North End Way is a street in Hampstead in the London Borough of Camden, today a stretch of the A502 road. At the boundary with the London Borough of Barnet it becomes North End Road running northwards into Golders Green where it terminates at the junction with Finchley Road, by the tube station. North End Way passes through Hampstead Heath.

The name derives from the North End of the old village of Hampstead, with similarly named roads West End Lane and South End Green marking other boundaries. At its southern end is the former pub Jack Straw's Castle, located where Heath Street forks into North End Way and Spaniards Road by the Hampstead War Memorial and Heath House. Near the northern end of North End Way is the historic The Old Bull and Bush pub dating back to the seventeenth century. Nearby is the never-completed North End tube station on the Northern Line, whose opening was abandoned in 1906 when a planned large housing estate nearby was instead made into the Hampstead Heath Extension. Hampstead Way and North End road both run east of North End Way where the historic hamlet of North End was located.
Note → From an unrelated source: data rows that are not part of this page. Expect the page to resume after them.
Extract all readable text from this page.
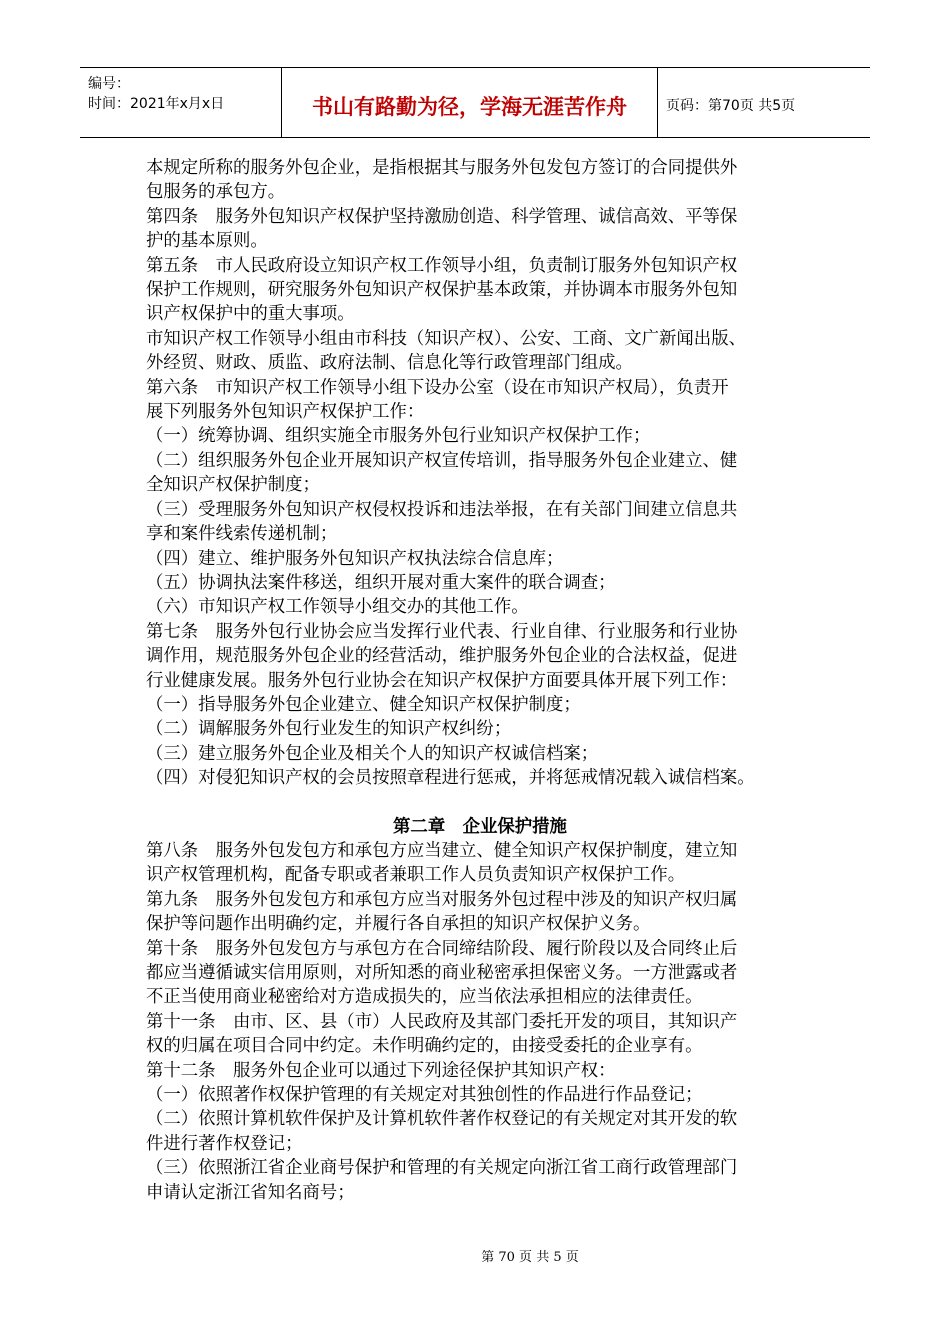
编号：
时间：2021年x月x日	书山有路勤为径，学海无涯苦作舟	页码：第70页 共5页

本规定所称的服务外包企业，是指根据其与服务外包发包方签订的合同提供外

包服务的承包方。

第四条　服务外包知识产权保护坚持激励创造、科学管理、诚信高效、平等保

护的基本原则。

第五条　市人民政府设立知识产权工作领导小组，负责制订服务外包知识产权

保护工作规则，研究服务外包知识产权保护基本政策，并协调本市服务外包知

识产权保护中的重大事项。

市知识产权工作领导小组由市科技（知识产权）、公安、工商、文广新闻出版、

外经贸、财政、质监、政府法制、信息化等行政管理部门组成。

第六条　市知识产权工作领导小组下设办公室（设在市知识产权局），负责开

展下列服务外包知识产权保护工作：

（一）统筹协调、组织实施全市服务外包行业知识产权保护工作；

（二）组织服务外包企业开展知识产权宣传培训，指导服务外包企业建立、健

全知识产权保护制度；

（三）受理服务外包知识产权侵权投诉和违法举报，在有关部门间建立信息共

享和案件线索传递机制；

（四）建立、维护服务外包知识产权执法综合信息库；

（五）协调执法案件移送，组织开展对重大案件的联合调查；

（六）市知识产权工作领导小组交办的其他工作。

第七条　服务外包行业协会应当发挥行业代表、行业自律、行业服务和行业协

调作用，规范服务外包企业的经营活动，维护服务外包企业的合法权益，促进

行业健康发展。服务外包行业协会在知识产权保护方面要具体开展下列工作：

（一）指导服务外包企业建立、健全知识产权保护制度；

（二）调解服务外包行业发生的知识产权纠纷；

（三）建立服务外包企业及相关个人的知识产权诚信档案；

（四）对侵犯知识产权的会员按照章程进行惩戒，并将惩戒情况载入诚信档案。

第二章　企业保护措施

第八条　服务外包发包方和承包方应当建立、健全知识产权保护制度，建立知

识产权管理机构，配备专职或者兼职工作人员负责知识产权保护工作。

第九条　服务外包发包方和承包方应当对服务外包过程中涉及的知识产权归属

保护等问题作出明确约定，并履行各自承担的知识产权保护义务。

第十条　服务外包发包方与承包方在合同缔结阶段、履行阶段以及合同终止后

都应当遵循诚实信用原则，对所知悉的商业秘密承担保密义务。一方泄露或者

不正当使用商业秘密给对方造成损失的，应当依法承担相应的法律责任。

第十一条　由市、区、县（市）人民政府及其部门委托开发的项目，其知识产

权的归属在项目合同中约定。未作明确约定的，由接受委托的企业享有。

第十二条　服务外包企业可以通过下列途径保护其知识产权：

（一）依照著作权保护管理的有关规定对其独创性的作品进行作品登记；

（二）依照计算机软件保护及计算机软件著作权登记的有关规定对其开发的软

件进行著作权登记；

（三）依照浙江省企业商号保护和管理的有关规定向浙江省工商行政管理部门

申请认定浙江省知名商号；

第 70 页 共 5 页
Inverforth House was the home of the industrialist and philanthropist Lord Leverhulme who is now commemorated with a blue plaque as is Sir Ronald Fisher, statistician and biologist. Evelyn Waugh lived at 145 North End Road, Golders Green and has a blue plaque as does the surgeon Sir William Bowman who lived nearby.

==Bibliography==
- Bebbington, Gillian. London Street Names. Batsford, 1972.
- Cherry, Bridget & Pevsner, Nikolaus. London 4: North. Yale University Press, 2002.
- Wade, Christopher. The Streets of Hampstead. Camden History Society, 2000.